Assessing the module significance for different sample traits facilitates an understanding of individual co-expression modules for melanoma biology. As for the prioritisation of variants we are next interested in the role of the variant gene within a co-expression module. To this end, Langfelder and Horvath suggest a 'fuzzy' measure of *module membership* defined as

$$K^q = |cor(x_i,E^q)|$$

where $x_i$ is the profile of gene $i$ and $E^q$ is the eigengene of module $q$. Based on this definition, $K$ describes how closely related gene $i$ is to module $q$. A meaningful visualization is consequently plotting the module membership over the p-value of the respective GS measure. As a third dimension, the dot-size is weighted according to the effect size. 

```{r, eval=FALSE}
#Calculate module membership
MM = abs(bicor(RNAseq, MEs))

#plot individual module of interest (MOI)
MOI = 3 #T cell differentiation co-expression module
plot(-log10(GS.lscore[modules==MOI,1]), MM[modules==MOI,MOI], pch=20,
     cex=(GS.lscore[modules==MOI,4]/max(GS.lscore[,4],na.rm=TRUE))*4,
     xlab='p-value (-log10) lymphocyte score', ylab='membership to module 3')
abline(v=-log10(0.05), lty=2, lwd=2)
```

#Session information

```{r}
sessionInfo()
```

#References

[^1]: Peter Langfelder and Steve Horvath. WGCNA: an R package for weighted correlation network analysis. In: BMC Bioinformatics 9 (Jan. 2008), pp. 559–559.

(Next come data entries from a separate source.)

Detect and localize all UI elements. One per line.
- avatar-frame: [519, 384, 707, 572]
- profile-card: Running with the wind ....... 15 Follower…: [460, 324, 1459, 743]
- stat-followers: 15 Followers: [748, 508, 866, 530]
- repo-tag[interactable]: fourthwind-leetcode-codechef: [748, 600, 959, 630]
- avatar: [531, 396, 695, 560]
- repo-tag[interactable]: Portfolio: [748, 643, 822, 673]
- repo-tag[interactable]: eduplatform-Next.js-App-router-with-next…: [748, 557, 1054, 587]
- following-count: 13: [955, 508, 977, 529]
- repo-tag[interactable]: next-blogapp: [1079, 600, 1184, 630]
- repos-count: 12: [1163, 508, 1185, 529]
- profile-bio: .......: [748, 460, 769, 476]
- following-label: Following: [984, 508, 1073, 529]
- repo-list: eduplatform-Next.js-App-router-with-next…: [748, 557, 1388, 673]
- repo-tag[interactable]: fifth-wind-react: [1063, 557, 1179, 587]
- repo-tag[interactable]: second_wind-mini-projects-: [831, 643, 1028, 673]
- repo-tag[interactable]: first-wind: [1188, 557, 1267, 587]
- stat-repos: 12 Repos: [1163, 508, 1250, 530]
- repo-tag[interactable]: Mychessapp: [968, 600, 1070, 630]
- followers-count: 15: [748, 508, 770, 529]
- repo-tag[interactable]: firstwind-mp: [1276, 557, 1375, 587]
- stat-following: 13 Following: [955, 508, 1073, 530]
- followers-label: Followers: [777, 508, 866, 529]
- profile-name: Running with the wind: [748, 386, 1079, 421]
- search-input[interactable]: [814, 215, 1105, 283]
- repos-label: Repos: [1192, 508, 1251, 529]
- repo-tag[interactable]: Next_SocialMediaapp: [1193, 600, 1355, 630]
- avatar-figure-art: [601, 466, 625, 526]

[^2]: Cancer Genome Atlas Network. Genomic Classification of Cutaneous Melanoma. In: Cell 161.7 (June 2015), pp. 1681–1696.

[^3]: Charity W Law et al. voom: Precision weights unlock linear model analysis tools for RNA-seq read counts. In: Genome biology 15.2 (Jan. 2014), R29–R29.

[^4]: Chun-Hou Zheng et al. Gene differential coexpression analysis based on biweight correlation and maximum clique. In: BMC bioinformatics 15 Suppl 15 (2014), S3.

[^5]: Bin Zhang and Steve Horvath. A general framework for weighted gene co-expression network analysis. In: Statistical applications in genetics and molecular biology 4 (2005), Article17.

[^6]: Steve Horvath and Jun Dong. Geometric Interpretation of Gene Coexpression Network Analysis. In: PLoS Computational Biology (PLOSCB) 4(8) 4.8 (2008), e1000117–e1000117.

[^7]: P Langfelder, B Zhang, and S Horvath. Defining clusters from a hierarchical cluster tree: the Dynamic Tree Cut package for R. In: Bioinformatics 24.5 (Feb. 2008), pp. 719–720.

[^8]: S Falcon and R Gentleman. Using GOstats to test gene lists for GO term association. In: Bioinformatics 23.2 (Jan. 2007), pp. 257–258.